Schulz recogió el oro del lugar donde se hallaba escondido, y los tres abandonaron las cuevas.

Jana y yo arrojamos al agua las cenizas del bisabuelo, como él mismo nos había instruido. Nunca sabríamos quién era Amira ni qué había sucedido en aquella cueva.

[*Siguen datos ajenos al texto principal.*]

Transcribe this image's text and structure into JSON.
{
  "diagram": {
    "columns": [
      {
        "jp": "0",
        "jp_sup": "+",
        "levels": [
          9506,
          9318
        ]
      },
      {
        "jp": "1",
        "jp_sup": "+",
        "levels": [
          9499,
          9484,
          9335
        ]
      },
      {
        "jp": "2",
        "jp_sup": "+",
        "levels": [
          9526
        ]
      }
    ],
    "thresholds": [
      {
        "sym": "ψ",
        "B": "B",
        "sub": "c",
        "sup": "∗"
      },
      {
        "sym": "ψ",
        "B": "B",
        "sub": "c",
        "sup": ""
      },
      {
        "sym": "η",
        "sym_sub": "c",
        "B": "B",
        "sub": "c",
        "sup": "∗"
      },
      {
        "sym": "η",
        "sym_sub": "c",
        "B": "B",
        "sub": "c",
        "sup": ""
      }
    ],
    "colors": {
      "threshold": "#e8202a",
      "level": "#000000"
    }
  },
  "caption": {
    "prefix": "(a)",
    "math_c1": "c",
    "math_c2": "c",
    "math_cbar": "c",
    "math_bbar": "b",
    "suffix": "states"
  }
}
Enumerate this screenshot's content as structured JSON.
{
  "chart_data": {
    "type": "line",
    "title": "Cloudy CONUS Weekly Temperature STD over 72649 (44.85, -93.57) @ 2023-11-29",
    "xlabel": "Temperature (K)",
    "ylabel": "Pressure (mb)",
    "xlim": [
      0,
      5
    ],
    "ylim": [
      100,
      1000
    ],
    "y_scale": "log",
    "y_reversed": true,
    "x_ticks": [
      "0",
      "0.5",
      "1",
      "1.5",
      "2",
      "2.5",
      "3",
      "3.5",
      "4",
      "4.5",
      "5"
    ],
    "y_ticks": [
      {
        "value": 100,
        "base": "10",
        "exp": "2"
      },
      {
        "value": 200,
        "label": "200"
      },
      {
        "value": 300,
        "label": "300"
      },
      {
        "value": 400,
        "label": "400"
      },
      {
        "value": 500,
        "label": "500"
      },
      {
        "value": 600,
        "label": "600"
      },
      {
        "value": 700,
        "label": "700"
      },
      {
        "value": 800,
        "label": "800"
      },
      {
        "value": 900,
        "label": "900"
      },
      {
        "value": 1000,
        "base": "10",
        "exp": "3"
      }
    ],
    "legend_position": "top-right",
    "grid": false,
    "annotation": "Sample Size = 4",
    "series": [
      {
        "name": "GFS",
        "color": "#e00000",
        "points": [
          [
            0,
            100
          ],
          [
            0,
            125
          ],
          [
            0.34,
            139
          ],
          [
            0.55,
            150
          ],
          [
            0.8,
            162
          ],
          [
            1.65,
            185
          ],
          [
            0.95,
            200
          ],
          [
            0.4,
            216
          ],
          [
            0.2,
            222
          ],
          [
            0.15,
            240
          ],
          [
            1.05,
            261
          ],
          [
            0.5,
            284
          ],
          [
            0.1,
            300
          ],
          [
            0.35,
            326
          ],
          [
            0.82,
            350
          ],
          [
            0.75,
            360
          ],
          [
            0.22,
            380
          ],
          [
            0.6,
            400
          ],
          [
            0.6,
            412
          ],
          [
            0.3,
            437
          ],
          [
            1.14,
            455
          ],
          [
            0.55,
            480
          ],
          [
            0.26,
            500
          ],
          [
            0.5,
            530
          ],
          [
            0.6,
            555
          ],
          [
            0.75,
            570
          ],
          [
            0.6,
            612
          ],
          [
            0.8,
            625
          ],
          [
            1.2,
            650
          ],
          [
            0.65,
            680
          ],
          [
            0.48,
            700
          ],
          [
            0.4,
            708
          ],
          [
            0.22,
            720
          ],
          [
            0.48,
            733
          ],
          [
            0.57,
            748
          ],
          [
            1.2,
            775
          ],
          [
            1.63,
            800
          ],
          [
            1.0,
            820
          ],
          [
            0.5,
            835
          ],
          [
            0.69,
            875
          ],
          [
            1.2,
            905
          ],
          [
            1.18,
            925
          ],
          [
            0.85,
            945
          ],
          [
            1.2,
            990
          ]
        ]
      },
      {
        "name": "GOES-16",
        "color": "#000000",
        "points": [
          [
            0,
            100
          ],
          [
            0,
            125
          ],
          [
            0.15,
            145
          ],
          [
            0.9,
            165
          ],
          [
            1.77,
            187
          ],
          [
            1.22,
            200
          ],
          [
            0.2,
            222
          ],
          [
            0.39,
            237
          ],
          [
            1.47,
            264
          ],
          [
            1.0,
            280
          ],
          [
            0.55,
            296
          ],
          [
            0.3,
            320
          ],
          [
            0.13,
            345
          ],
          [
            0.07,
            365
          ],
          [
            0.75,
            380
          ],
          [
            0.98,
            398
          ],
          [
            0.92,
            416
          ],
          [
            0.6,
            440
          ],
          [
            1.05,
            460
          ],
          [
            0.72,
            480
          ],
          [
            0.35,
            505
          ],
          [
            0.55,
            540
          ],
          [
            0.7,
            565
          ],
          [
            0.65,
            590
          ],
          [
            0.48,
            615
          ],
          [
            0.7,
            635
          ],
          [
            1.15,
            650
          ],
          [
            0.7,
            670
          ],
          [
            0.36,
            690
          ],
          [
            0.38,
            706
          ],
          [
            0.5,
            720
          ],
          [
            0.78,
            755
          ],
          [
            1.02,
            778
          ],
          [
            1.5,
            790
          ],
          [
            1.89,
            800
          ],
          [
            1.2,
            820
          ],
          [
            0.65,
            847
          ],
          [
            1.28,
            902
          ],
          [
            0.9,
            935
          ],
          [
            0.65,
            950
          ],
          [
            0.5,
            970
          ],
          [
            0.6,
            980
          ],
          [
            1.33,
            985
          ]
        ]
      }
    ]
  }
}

Volvimos al hotel entristecidos. Seguíamos sin cruzamos una palabra. El bisabuelo había sido un exitoso hombre de negocios, que nos había legado a toda la familia una gran fortuna. Sabíamos que había estado viviendo en Tánger hasta que estalló la II Guerra Mundial, y que entonces, en 1939, volvió a su Alemania natal. Su familia, los Schulz de Nuremberg, se arruinaron tras el fin de la contienda. Entonces nuestro bisabuelo vino a España con su esposa, nuestra bisabuela Heike.

¿Quién era Amira? Nunca lo sabremos. Nuestro bisabuelo, al igual que nuestra bisabuela Heike, tenía unos ojos azules preciosos. Sin embargo, nuestra abuela, la hija de ambos, tenía los ojos marrones, lo que parecía un error de la naturaleza.

Nuestra bisabuela murió hace muchos años, y la enterramos en Alemania. El bisabuelo nunca habló de las cuevas ni de Amira hasta que sintió próxima su muerte.

Unos años después descubrimos una caja con papeles de mi bisabuelo en la casa que tenía en la Sierra de Madrid. Allí encontramos archivos de sus negocios, un certificado de nacimiento suyo de 1914, y varios documentos relativos a su escolarización.

Nunca entendimos cómo era posible que el certificado de nacimiento del bisabuelo dijera que el bisabuelo nació con los ojos marrones, al igual que la documentación de su escolarización, cuando mi abuelo tenía unos grandísimos ojos azules.    

Sin duda, nuestro bisabuelo se llevó a la tumba misterios que nunca podremos desvelar.